MADRID, 23 Feb. (EUROPA PRESS) –

The National Association of Local Public Treasury Inspectors (ANIHPL) estimates that the new regulations on the Tax on the Increase in the Value of Urban Land (IIVTNU), better known as municipal capital gains, would be producing a reduction in collection of between 30% and 40% of what the municipalities had been earning.

The Local Treasury Inspectors maintain that this loss could be added to that derived from the income that has not been received for all those resources that were pending resolution on October 26, 2021 – when the ruling of the Constitutional Court was published. — and that have had to be estimated by the inspections or verifications of self-assessments of the previous four years.

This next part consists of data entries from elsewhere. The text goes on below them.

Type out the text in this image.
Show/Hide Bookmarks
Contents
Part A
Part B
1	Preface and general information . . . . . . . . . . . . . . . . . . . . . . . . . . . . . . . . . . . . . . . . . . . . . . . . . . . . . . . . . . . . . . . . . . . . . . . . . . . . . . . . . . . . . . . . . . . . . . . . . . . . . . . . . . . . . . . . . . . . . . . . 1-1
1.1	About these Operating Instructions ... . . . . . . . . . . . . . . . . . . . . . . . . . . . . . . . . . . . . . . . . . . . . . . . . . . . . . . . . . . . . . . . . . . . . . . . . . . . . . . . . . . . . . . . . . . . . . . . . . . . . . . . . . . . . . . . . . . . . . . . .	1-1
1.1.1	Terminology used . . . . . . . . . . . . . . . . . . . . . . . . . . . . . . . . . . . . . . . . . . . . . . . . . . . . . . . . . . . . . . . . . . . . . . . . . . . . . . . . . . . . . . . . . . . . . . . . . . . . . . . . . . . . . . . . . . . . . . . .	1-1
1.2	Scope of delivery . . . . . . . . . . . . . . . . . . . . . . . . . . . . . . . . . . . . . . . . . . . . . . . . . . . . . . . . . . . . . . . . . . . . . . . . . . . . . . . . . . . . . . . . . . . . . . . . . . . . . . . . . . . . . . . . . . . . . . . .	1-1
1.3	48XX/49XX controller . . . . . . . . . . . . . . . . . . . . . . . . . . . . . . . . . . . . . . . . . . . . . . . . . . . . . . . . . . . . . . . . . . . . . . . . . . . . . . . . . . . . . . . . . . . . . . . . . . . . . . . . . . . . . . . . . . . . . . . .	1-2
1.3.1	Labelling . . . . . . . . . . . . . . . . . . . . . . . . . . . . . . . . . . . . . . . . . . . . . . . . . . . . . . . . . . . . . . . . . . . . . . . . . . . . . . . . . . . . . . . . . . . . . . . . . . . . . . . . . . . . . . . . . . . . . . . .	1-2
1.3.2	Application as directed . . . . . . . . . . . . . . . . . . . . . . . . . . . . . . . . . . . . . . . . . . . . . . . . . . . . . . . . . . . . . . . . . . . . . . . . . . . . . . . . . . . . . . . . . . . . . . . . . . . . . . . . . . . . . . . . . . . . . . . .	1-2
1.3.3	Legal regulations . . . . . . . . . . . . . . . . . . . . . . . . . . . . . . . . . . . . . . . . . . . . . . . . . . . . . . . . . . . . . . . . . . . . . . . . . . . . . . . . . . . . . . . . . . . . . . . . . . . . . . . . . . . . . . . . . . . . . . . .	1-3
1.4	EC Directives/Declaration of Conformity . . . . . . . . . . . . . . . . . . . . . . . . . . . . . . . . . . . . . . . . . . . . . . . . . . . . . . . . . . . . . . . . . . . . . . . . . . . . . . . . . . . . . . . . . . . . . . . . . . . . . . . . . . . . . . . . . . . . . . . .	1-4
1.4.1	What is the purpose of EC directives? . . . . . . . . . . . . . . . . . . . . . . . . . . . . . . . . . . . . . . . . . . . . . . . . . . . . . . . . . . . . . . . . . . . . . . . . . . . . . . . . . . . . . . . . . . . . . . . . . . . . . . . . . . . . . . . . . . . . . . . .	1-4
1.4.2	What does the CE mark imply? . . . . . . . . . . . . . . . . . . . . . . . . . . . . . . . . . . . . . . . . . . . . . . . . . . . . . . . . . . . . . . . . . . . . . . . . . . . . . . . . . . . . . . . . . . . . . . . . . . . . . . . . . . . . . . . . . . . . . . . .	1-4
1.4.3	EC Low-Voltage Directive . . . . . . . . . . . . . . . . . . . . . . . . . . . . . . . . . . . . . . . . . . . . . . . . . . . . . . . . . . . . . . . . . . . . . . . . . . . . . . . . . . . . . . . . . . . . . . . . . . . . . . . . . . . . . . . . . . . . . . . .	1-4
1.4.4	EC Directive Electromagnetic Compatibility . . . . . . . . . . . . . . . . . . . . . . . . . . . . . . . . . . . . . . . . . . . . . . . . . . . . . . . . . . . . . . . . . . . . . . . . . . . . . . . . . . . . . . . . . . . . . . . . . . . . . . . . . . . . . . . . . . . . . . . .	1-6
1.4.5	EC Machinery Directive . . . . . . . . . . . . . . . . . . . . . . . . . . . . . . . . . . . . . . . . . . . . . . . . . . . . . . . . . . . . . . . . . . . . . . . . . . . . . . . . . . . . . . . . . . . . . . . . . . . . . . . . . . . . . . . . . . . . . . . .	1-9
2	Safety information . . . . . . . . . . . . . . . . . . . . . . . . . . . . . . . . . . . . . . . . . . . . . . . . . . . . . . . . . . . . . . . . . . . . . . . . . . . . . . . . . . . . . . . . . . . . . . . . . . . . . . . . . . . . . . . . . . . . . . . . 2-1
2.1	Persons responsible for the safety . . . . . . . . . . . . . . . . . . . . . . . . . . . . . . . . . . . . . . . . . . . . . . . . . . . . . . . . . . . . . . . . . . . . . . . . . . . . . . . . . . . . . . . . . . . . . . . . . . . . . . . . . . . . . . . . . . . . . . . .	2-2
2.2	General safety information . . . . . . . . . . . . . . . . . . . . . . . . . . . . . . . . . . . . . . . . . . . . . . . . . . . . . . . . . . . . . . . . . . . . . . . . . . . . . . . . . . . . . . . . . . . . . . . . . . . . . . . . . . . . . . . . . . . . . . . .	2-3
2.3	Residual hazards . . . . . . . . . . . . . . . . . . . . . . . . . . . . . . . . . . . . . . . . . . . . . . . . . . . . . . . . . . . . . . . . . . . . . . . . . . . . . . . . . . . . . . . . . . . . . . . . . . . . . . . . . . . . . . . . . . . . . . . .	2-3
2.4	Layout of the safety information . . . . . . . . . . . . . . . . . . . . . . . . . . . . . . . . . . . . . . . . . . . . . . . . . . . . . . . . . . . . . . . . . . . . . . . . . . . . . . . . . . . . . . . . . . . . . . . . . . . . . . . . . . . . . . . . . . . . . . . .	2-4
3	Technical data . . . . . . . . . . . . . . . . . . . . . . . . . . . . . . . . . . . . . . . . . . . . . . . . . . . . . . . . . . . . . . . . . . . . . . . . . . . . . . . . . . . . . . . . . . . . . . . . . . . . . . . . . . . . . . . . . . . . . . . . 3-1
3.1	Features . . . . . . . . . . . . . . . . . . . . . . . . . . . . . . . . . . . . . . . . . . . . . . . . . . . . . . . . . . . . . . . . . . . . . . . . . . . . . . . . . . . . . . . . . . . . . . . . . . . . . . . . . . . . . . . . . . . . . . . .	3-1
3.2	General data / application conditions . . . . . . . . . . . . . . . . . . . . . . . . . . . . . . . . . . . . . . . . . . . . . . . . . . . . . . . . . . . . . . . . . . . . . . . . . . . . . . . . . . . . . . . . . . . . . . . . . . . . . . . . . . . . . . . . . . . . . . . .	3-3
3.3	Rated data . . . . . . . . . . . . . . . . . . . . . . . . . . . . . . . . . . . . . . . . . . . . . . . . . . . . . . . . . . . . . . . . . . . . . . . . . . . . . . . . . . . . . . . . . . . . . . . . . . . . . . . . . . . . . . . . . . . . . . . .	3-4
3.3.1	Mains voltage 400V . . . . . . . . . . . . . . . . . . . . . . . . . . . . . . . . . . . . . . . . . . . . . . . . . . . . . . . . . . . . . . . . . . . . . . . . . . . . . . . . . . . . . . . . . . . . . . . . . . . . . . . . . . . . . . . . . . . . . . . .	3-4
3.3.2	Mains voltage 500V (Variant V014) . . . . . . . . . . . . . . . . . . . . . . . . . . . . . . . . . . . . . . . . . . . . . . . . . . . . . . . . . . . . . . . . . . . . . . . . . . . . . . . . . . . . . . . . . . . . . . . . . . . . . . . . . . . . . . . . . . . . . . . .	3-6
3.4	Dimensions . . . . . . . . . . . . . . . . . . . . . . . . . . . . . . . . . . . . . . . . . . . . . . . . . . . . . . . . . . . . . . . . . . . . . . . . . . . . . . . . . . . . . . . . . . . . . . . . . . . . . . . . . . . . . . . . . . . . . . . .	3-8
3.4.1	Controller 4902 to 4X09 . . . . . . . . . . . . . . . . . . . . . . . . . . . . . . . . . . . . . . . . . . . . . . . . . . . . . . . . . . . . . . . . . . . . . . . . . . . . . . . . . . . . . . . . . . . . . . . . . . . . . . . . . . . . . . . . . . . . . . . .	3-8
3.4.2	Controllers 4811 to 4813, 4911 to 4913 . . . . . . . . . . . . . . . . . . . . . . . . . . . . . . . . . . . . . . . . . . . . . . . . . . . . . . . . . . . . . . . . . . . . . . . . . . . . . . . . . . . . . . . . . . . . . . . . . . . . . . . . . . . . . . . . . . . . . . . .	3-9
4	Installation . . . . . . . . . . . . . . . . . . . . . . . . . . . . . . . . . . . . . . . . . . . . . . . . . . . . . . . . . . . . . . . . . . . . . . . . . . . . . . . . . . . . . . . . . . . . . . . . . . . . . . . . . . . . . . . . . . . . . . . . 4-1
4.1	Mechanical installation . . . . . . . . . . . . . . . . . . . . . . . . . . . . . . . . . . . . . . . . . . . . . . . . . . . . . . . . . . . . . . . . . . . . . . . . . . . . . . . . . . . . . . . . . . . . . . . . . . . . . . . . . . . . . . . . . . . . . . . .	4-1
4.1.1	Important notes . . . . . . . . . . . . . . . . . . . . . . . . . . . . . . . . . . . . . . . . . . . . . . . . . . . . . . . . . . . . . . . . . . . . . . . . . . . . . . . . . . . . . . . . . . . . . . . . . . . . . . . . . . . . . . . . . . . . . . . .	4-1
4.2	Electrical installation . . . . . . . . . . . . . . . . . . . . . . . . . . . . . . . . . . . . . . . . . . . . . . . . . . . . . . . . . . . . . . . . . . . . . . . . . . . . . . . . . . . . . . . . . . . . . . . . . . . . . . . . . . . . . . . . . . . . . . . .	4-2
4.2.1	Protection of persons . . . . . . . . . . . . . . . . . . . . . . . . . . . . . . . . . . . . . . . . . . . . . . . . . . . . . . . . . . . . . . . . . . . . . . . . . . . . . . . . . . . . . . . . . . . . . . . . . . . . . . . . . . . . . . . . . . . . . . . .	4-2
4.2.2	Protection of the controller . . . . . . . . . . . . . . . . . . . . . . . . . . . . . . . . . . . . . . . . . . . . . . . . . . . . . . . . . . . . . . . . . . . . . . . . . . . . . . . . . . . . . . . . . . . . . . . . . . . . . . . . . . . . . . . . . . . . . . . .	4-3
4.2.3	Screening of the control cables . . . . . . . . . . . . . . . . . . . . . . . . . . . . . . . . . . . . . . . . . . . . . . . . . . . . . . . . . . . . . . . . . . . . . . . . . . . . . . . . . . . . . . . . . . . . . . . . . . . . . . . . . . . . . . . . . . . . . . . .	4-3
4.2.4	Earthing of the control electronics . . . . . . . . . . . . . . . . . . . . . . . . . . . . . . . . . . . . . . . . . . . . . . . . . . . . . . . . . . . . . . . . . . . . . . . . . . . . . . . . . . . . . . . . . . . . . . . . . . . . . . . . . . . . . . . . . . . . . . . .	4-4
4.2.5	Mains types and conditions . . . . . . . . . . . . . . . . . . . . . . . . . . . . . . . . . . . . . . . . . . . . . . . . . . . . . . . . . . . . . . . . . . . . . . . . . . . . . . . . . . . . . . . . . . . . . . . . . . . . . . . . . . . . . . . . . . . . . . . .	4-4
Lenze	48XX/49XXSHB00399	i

To all of the above, Association adds, could be added the refunds that have had to be made due to the delay of the legislative State in adequately regulating the tax after the explicit warnings issued by the Constitutional Court in its rulings.

The latest ruling on this matter from the Supreme Court rejects that the State must compensate a taxpayer who had made the payment through self-assessment of a municipal capital gain in a case in which the devaluation of the land was not proven.

Through this ruling, and other similar ones issued on February 2 and 5, the Supreme Court closes the avenue of patrimonial liability requested by individuals who could not prove a drop in the value of the land.

This ruling does not analyze the possible patrimonial responsibility of the State in the case of taxpayers who did suffer this devaluation, although they could already, since the ruling of the Constitutional Court of 2017, demand from the town councils the return of unduly entered capital gains when they prove such decrement.

Nor does it analyze the patrimonial responsibility of the legislative State in the face of claims that may be raised by local entities, which in this area are in a different situation than that of individuals.

The Association recalls that the litigation of local taxation is not exclusive to municipal capital gains, but also concerns, among others, the Tax on Economic Activities (IAE), the Tax on Mechanical Traction Vehicles (IVTM) or the Tax on Constructions, Installations and Works (ICIO).